La Belgique considère que les loot boxes dans les jeux vidéo sont des jeux de hasard

Après plusieurs mois d'analyse, la Belgique, via sa Commission des jeux de hasard, vient de rendre ses conclusions concernant la pratique de coffrets payants à contenu aléatoire dans les jeux vidéo : il s'agit bien de jeux de hasard. Elle appelle le secteur à prendre des mesures pour mieux protéger les utilisateurs vulnérables, facilement séduits par ces loot boxes.

Star Wars Battlefront II provoque la polémique

Novembre 2017, la communauté des joueurs de jeux vidéo s'agite à l'approche de la sortie de Star Wars Battlefront II. Non par excitation, mais plutôt par mécontentement : d'après les premiers éléments du jeu dévoilés par Electronic Arts (EA), l'éditeur, le nombre d'heures cumulées pour faire évoluer les personnages est bien trop importante (six mois de jeu non-stop pour tout débloquer a ainsi calculé un site spécialisé). L'alternative pour ne pas devoir s'user les doigts sur la manette ou le clavier ? Acheter des "loot boxes", ces coffrets au contenu aléatoire. D'où la colère, légitime, au vu du prix déjà élevé du jeu.

Au-delà de la vive agitation dans le monde des gamers, qui poussa EA à supprimer les micropaiements de Battlefront II, le reste de la société a sérieusement commencé à se pencher sur la question des loot boxes, pratique devenue très courante dans l'écosystème vidéoludique. France, États-Unis, Royaume-Uni, députés ou associations de consommateur se sont exprimés pour une meilleure régulation de cette pratique.

En Belgique, la Commission des jeux de hasard avait annoncé qu'elle étudierait la question en analysant quatre grandes licences très lucratives : Overwatch, Star Wars Battlefront II, FIFA 18 et Counter-strike: global offensive. Ses conclusions viennent de tomber : les lootboxes sont bien des jeux de hasard. Consciente que le phénomène est bien plus large que les quatre jeux étudiés, elle a établi plusieurs recommandations à l’attention des décideurs, des fabricants de jeux, des plateformes de jeux ainsi que des organismes qui octroient des licences comme la FIFA. Plus particulièrement, elle attire l'attention sur le fait "qu'aucune mesure de protection n'est mise en place n'est appliquée pour les personnes vulnérables et les enfants", facilement séduits par l'achat de loot boxes, qui peuvent développer une certaine addiction.

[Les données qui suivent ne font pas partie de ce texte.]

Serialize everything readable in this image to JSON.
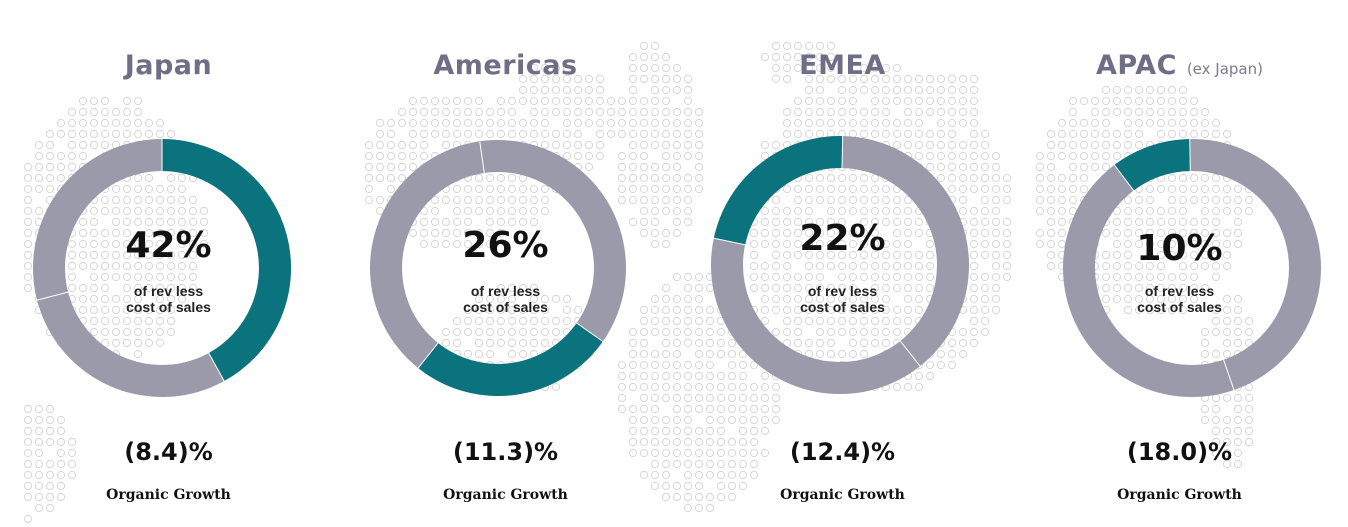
{
  "chart_data": [
    {
      "type": "pie",
      "title": "Japan",
      "subtitle": "",
      "share_pct": 42,
      "share_display": "42%",
      "share_label_line1": "of rev less",
      "share_label_line2": "cost of sales",
      "organic_growth": "(8.4)%",
      "organic_growth_label": "Organic Growth"
    },
    {
      "type": "pie",
      "title": "Americas",
      "subtitle": "",
      "share_pct": 26,
      "share_display": "26%",
      "share_label_line1": "of rev less",
      "share_label_line2": "cost of sales",
      "organic_growth": "(11.3)%",
      "organic_growth_label": "Organic Growth"
    },
    {
      "type": "pie",
      "title": "EMEA",
      "subtitle": "",
      "share_pct": 22,
      "share_display": "22%",
      "share_label_line1": "of rev less",
      "share_label_line2": "cost of sales",
      "organic_growth": "(12.4)%",
      "organic_growth_label": "Organic Growth"
    },
    {
      "type": "pie",
      "title": "APAC",
      "subtitle": "(ex Japan)",
      "share_pct": 10,
      "share_display": "10%",
      "share_label_line1": "of rev less",
      "share_label_line2": "cost of sales",
      "organic_growth": "(18.0)%",
      "organic_growth_label": "Organic Growth"
    }
  ],
  "colors": {
    "highlight": "#0a737d",
    "remainder": "#9a9aab",
    "title": "#6e6f86",
    "map_dots": "#d6d6d6"
  }
}
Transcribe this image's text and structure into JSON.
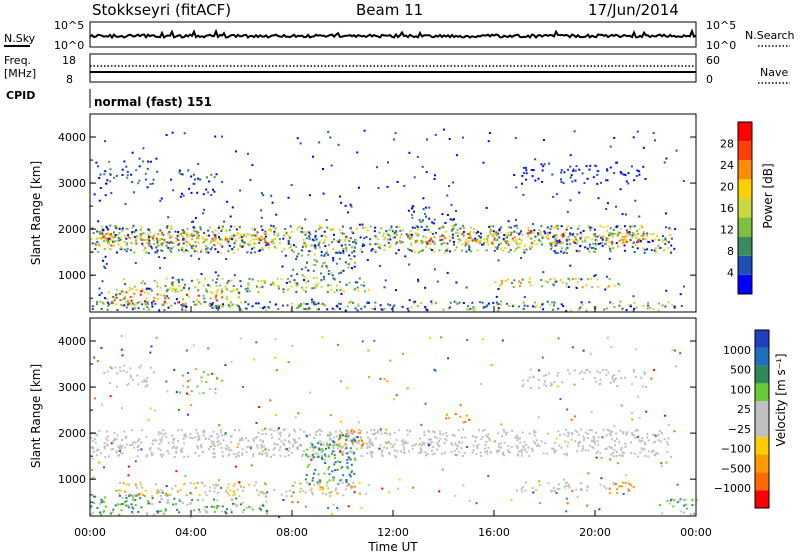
{
  "header": {
    "station": "Stokkseyri (fitACF)",
    "beam": "Beam 11",
    "date": "17/Jun/2014"
  },
  "summary": {
    "nsky_label": "N.Sky",
    "nsky_ticks": [
      "10^5",
      "10^0"
    ],
    "nsearch_label": "N.Search",
    "freq_label_1": "Freq.",
    "freq_label_2": "[MHz]",
    "freq_ticks": [
      "18",
      "8"
    ],
    "nave_label": "Nave",
    "nave_ticks": [
      "60",
      "0"
    ],
    "cpid_label": "CPID",
    "cpid_value": "normal (fast) 151"
  },
  "colors": {
    "power": [
      "#0000ff",
      "#1f4fb4",
      "#3d8b5c",
      "#7fbf3f",
      "#c8d840",
      "#ffd000",
      "#ff8c00",
      "#ff4000",
      "#ff0000"
    ],
    "velocity": [
      "#ff0000",
      "#ff6a00",
      "#ff9a00",
      "#ffcc00",
      "#c0c0c0",
      "#c0c0c0",
      "#66cc33",
      "#2e8b57",
      "#1f6fbf",
      "#1f3fbf"
    ]
  },
  "chart_data": [
    {
      "type": "heatmap",
      "name": "power-panel",
      "ylabel": "Slant Range [km]",
      "yticks": [
        "4000",
        "3000",
        "2000",
        "1000"
      ],
      "ylim": [
        200,
        4500
      ],
      "xlim": [
        "00:00",
        "24:00"
      ],
      "colorbar_label": "Power [dB]",
      "colorbar_ticks": [
        "28",
        "24",
        "20",
        "16",
        "12",
        "8",
        "4"
      ],
      "colorbar_range": [
        0,
        32
      ]
    },
    {
      "type": "heatmap",
      "name": "velocity-panel",
      "xlabel": "Time UT",
      "ylabel": "Slant Range [km]",
      "yticks": [
        "4000",
        "3000",
        "2000",
        "1000"
      ],
      "ylim": [
        200,
        4500
      ],
      "xticks": [
        "00:00",
        "04:00",
        "08:00",
        "12:00",
        "16:00",
        "20:00",
        "00:00"
      ],
      "colorbar_label": "Velocity [m s⁻¹]",
      "colorbar_ticks": [
        "1000",
        "500",
        "100",
        "25",
        "−25",
        "−100",
        "−500",
        "−1000"
      ]
    }
  ]
}
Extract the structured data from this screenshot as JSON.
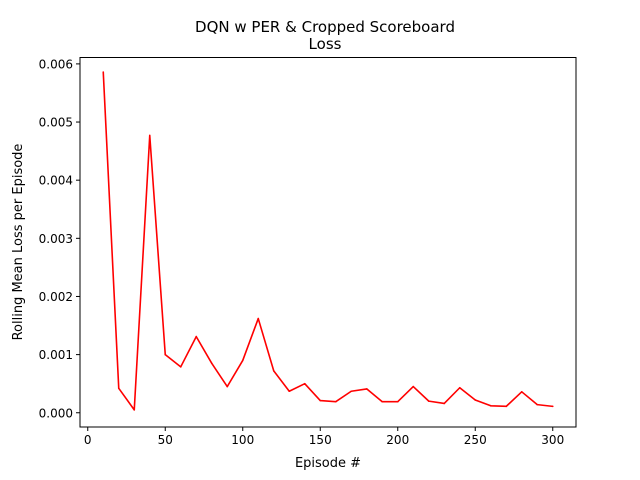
{
  "chart_data": {
    "type": "line",
    "title_line1": "DQN w PER & Cropped Scoreboard",
    "title_line2": "Loss",
    "xlabel": "Episode #",
    "ylabel": "Rolling Mean Loss per Episode",
    "xlim": [
      -5,
      315
    ],
    "ylim": [
      -0.000245,
      0.00611
    ],
    "x_ticks": [
      0,
      50,
      100,
      150,
      200,
      250,
      300
    ],
    "x_tick_labels": [
      "0",
      "50",
      "100",
      "150",
      "200",
      "250",
      "300"
    ],
    "y_ticks": [
      0,
      0.001,
      0.002,
      0.003,
      0.004,
      0.005,
      0.006
    ],
    "y_tick_labels": [
      "0.000",
      "0.001",
      "0.002",
      "0.003",
      "0.004",
      "0.005",
      "0.006"
    ],
    "grid": false,
    "series": [
      {
        "color": "#ff0000",
        "x": [
          10,
          20,
          30,
          40,
          50,
          60,
          70,
          80,
          90,
          100,
          110,
          120,
          130,
          140,
          150,
          160,
          170,
          180,
          190,
          200,
          210,
          220,
          230,
          240,
          250,
          260,
          270,
          280,
          290,
          300
        ],
        "values": [
          0.00586,
          0.00042,
          5e-05,
          0.00477,
          0.001,
          0.00079,
          0.00131,
          0.00085,
          0.00045,
          0.0009,
          0.00162,
          0.00072,
          0.00037,
          0.0005,
          0.00021,
          0.00019,
          0.00037,
          0.00041,
          0.00019,
          0.00019,
          0.00045,
          0.0002,
          0.00016,
          0.00043,
          0.00022,
          0.00012,
          0.00011,
          0.00036,
          0.00014,
          0.00011
        ]
      }
    ]
  }
}
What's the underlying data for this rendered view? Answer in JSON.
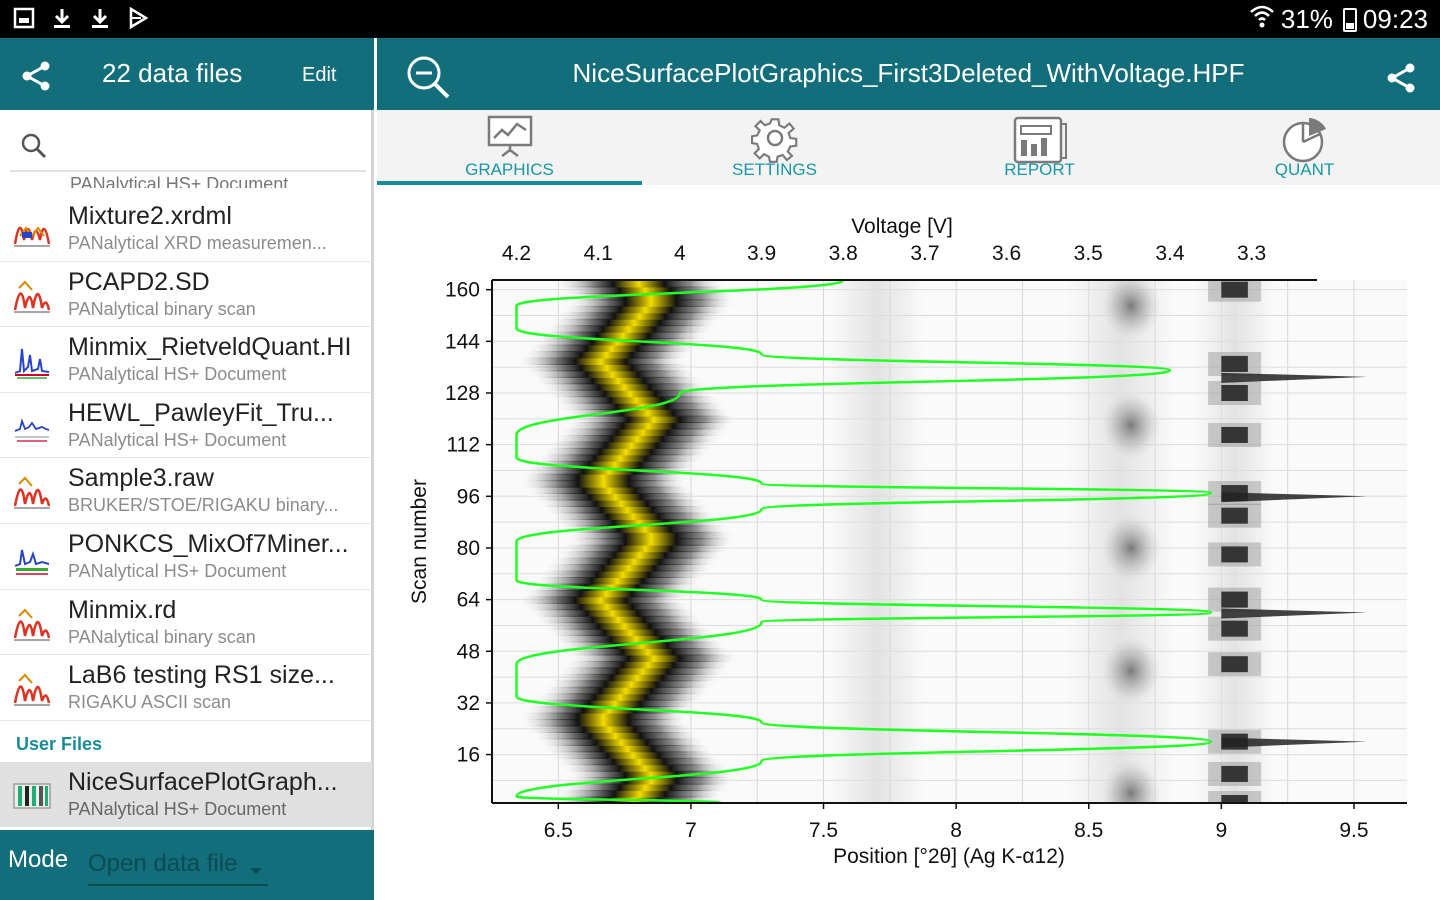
{
  "status": {
    "battery": "31%",
    "time": "09:23"
  },
  "left_panel": {
    "header_title": "22 data files",
    "edit_label": "Edit",
    "cut_item": "PANalytical HS+ Document",
    "files": [
      {
        "name": "Mixture2.xrdml",
        "desc": "PANalytical XRD measuremen...",
        "icon": "xrd-peaks-icon"
      },
      {
        "name": "PCAPD2.SD",
        "desc": "PANalytical binary scan",
        "icon": "scan-peaks-icon"
      },
      {
        "name": "Minmix_RietveldQuant.HI",
        "desc": "PANalytical HS+ Document",
        "icon": "rietveld-plot-icon"
      },
      {
        "name": "HEWL_PawleyFit_Tru...",
        "desc": "PANalytical HS+ Document",
        "icon": "pawley-plot-icon"
      },
      {
        "name": "Sample3.raw",
        "desc": "BRUKER/STOE/RIGAKU binary...",
        "icon": "scan-peaks-icon"
      },
      {
        "name": "PONKCS_MixOf7Miner...",
        "desc": "PANalytical HS+ Document",
        "icon": "ponkcs-plot-icon"
      },
      {
        "name": "Minmix.rd",
        "desc": "PANalytical binary scan",
        "icon": "scan-peaks-icon"
      },
      {
        "name": "LaB6 testing RS1 size...",
        "desc": "RIGAKU ASCII scan",
        "icon": "scan-peaks-icon"
      }
    ],
    "section_label": "User Files",
    "selected_file": {
      "name": "NiceSurfacePlotGraph...",
      "desc": "PANalytical HS+ Document",
      "icon": "surface-plot-icon"
    },
    "mode_label": "Mode",
    "mode_value": "Open data file"
  },
  "right_panel": {
    "header_title": "NiceSurfacePlotGraphics_First3Deleted_WithVoltage.HPF",
    "tabs": [
      {
        "label": "GRAPHICS",
        "icon": "chart-board-icon",
        "active": true
      },
      {
        "label": "SETTINGS",
        "icon": "gear-icon",
        "active": false
      },
      {
        "label": "REPORT",
        "icon": "report-icon",
        "active": false
      },
      {
        "label": "QUANT",
        "icon": "pie-chart-icon",
        "active": false
      }
    ]
  },
  "chart_data": {
    "type": "heatmap",
    "xlabel": "Position [°2θ] (Ag K-α12)",
    "ylabel": "Scan number",
    "top_xlabel": "Voltage [V]",
    "x_ticks": [
      6.5,
      7,
      7.5,
      8,
      8.5,
      9,
      9.5
    ],
    "y_ticks": [
      16,
      32,
      48,
      64,
      80,
      96,
      112,
      128,
      144,
      160
    ],
    "top_ticks": [
      "4.2",
      "4.1",
      "4",
      "3.9",
      "3.8",
      "3.7",
      "3.6",
      "3.5",
      "3.4",
      "3.3"
    ],
    "xlim": [
      6.25,
      9.7
    ],
    "ylim": [
      1,
      163
    ],
    "grid": true,
    "colors": {
      "curve": "#22ff22",
      "peak_yellow": "#f2dc00",
      "peak_black": "#111111"
    },
    "voltage_curve": [
      {
        "voltage": 3.8,
        "scan": 163
      },
      {
        "voltage": 4.2,
        "scan": 155
      },
      {
        "voltage": 4.2,
        "scan": 148
      },
      {
        "voltage": 3.9,
        "scan": 140
      },
      {
        "voltage": 3.4,
        "scan": 135
      },
      {
        "voltage": 4.0,
        "scan": 128
      },
      {
        "voltage": 4.2,
        "scan": 115
      },
      {
        "voltage": 4.2,
        "scan": 108
      },
      {
        "voltage": 3.9,
        "scan": 100
      },
      {
        "voltage": 3.35,
        "scan": 97
      },
      {
        "voltage": 3.9,
        "scan": 92
      },
      {
        "voltage": 4.2,
        "scan": 82
      },
      {
        "voltage": 4.2,
        "scan": 70
      },
      {
        "voltage": 3.9,
        "scan": 64
      },
      {
        "voltage": 3.35,
        "scan": 60
      },
      {
        "voltage": 3.9,
        "scan": 57
      },
      {
        "voltage": 4.2,
        "scan": 44
      },
      {
        "voltage": 4.2,
        "scan": 34
      },
      {
        "voltage": 3.9,
        "scan": 26
      },
      {
        "voltage": 3.35,
        "scan": 20
      },
      {
        "voltage": 3.9,
        "scan": 14
      },
      {
        "voltage": 4.2,
        "scan": 3
      },
      {
        "voltage": 3.95,
        "scan": 1
      }
    ]
  }
}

Si le système de lootboxes continue d'être pratiqué sans adaptation conséquente, vu sa classification en jeu de hasard, la Commission menace d'une approche pénale, et d'après nos confrères du Standaard, d'amendes pouvant atteindre 1,6 million d'euros. Le ministre compétent, Koen Geens (CD&V), veut d'abord entamer des discussions avec le secteur, mais si les jeux ne s'adaptent pas, des amendes jusqu'à 800.000 euros et cinq ans de prison sont en jeu. Si des mineurs sont concernés, les peines peuvent être doublées.

Harmoniser la législation

La Belgique rejoint ainsi les Pays-Bas, qui a considéré il y a quelques jours que certains loot boxes violaient la loi néerlandaise en la matière. Mais ces deux pays font un peu office d'exception sur la problématique : les autorités compétentes d'autres pays, comme au Royaume-Uni qui considère plutôt que les loot boxes ne sont pas des jeux de hasard vu qu'au final, le joueur ne gagne pas d'argent. Aux Etats-Unis, les loot boxes n'ont pas été classifié en tant que jeux de hasard, mais l'ESRB, l'organisme de classification des jeux vidéo, a récemment annoncé qu'un nouveau label verrait le jour pour les jeux qui proposent du contenu payant. En France, l'Autorité de régulation des jeux en ligne (Arjel) avait précisé en novembre dernier qu'elle surveillait cette pratique des loot boxes, mais qu'elle ne pouvait prendre une position globale, vu la diversité des systèmes utilisés.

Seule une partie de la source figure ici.